As an example of culpable ignorance, Sher considers a person who was indoctrinated from childhood into a set of religious beliefs and doctrines that permit (even require) morally abhorrent acts of cruelty. According to Sher, such a person is likely culpable because they "have access to reasons for rejecting [the doctrine's] abhorrent implications," specifically, the (objectively very weighty) reason that "when a religious doctrine that is put forth as revealed is said to require wanton cruelty . . . there is -- to put it mildly -- reason to be skeptical about that doctrine" (p. 174). Sher recognizes that not everyone in the society will recognize these reasons. But he maintains that:
Although it convincingly illustrates the ease with which a combination of social pressure, personal advantage, intellectual laziness, fear, and simple inertia can cause a person not to think and act as he should, it goes little distance toward undermining the claim that each member of such a society knows enough to know better . . . I am inclined to believe that simply being born into a morally corrupt culture does not get a wrongdoer off the hook. (p. 174)

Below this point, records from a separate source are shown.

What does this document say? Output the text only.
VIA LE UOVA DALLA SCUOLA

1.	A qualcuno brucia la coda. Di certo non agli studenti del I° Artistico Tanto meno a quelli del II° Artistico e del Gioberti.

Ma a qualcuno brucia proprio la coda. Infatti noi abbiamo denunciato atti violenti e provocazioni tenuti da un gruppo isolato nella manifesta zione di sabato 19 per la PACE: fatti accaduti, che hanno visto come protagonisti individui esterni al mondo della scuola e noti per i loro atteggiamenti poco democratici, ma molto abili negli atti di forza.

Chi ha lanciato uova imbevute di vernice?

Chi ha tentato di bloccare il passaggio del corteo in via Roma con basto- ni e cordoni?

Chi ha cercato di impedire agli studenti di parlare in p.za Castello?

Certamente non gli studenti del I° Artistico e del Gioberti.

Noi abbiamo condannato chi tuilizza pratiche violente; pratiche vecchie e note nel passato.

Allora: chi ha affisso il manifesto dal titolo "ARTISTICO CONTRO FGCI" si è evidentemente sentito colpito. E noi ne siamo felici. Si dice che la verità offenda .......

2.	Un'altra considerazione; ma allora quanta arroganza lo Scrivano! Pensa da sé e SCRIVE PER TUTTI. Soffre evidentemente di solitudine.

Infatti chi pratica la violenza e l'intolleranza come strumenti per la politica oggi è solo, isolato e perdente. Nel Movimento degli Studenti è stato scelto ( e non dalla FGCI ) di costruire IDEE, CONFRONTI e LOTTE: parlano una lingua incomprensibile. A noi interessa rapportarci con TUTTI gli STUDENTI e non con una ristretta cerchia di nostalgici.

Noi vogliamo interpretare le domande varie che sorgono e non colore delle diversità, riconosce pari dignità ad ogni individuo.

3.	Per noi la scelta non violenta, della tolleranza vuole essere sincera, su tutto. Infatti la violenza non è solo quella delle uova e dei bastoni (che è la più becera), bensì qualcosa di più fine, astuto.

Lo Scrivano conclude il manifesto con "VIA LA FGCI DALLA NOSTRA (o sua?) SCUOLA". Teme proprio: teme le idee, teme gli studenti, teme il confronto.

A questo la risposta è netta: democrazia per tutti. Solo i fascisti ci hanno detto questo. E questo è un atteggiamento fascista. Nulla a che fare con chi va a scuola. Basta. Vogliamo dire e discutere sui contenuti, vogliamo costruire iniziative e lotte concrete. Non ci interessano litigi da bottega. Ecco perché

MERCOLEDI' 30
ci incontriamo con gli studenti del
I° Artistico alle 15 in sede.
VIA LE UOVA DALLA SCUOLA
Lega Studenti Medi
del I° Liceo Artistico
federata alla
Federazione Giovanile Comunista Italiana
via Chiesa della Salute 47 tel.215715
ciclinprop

This last sentence is uncharacteristically uncharitable of Sher, for the excusing condition is not the mere fact of having been born into a corrupt society; rather, it has to do with the kinds of influences to which members of that culture are subject, including some of those he mentions: immense social pressure, fear, and inertia. Each of these things are scalar, and one might be skeptical that they add up to grounds for full excuse. But it is one thing to note that, objectively speaking, there are reasons that are "available" to a person, and another to expect people to recognize these reasons and accord them their proper weight when they have been subjected, from birth, to coercive societal and familial pressure aimed at denying and distorting those reasons, while shining the "spotlight" on opposing reasons. This is especially so to the extent that the particular methods of indoctrination have the effect of inhibiting the proper development of empathy, which many take to be a crucial capacity underlying our ability to appreciate certain types of moral reasons.
In closing, I note that the final essay, "Global Norming," is one of the funniest things I have read of late. I read this on the airplane and literally laughed out loud multiple times. But behind the humour is a serious commentary on a dilemma that we all face as teachers and letter-writers, that of balancing the duty of veracity with our obligation to place our students. It should be required reading for anyone whose job description includes writing letters of recommendation.
Arpaly, Nomy (2003) Unprincipled Virtue. Oxford University Press.
McKenna, Michael (2012) Conversation and Responsibility. Oxford University Press.
McKenna, Michael (2014) "Defending conversation and responsibility: reply to Danna Nelkin and Holly Smith," Philosophical Studies 171: 73-84.
Sher, George (2009) Who Knew? Responsibility Without Awareness. Oxford University Press.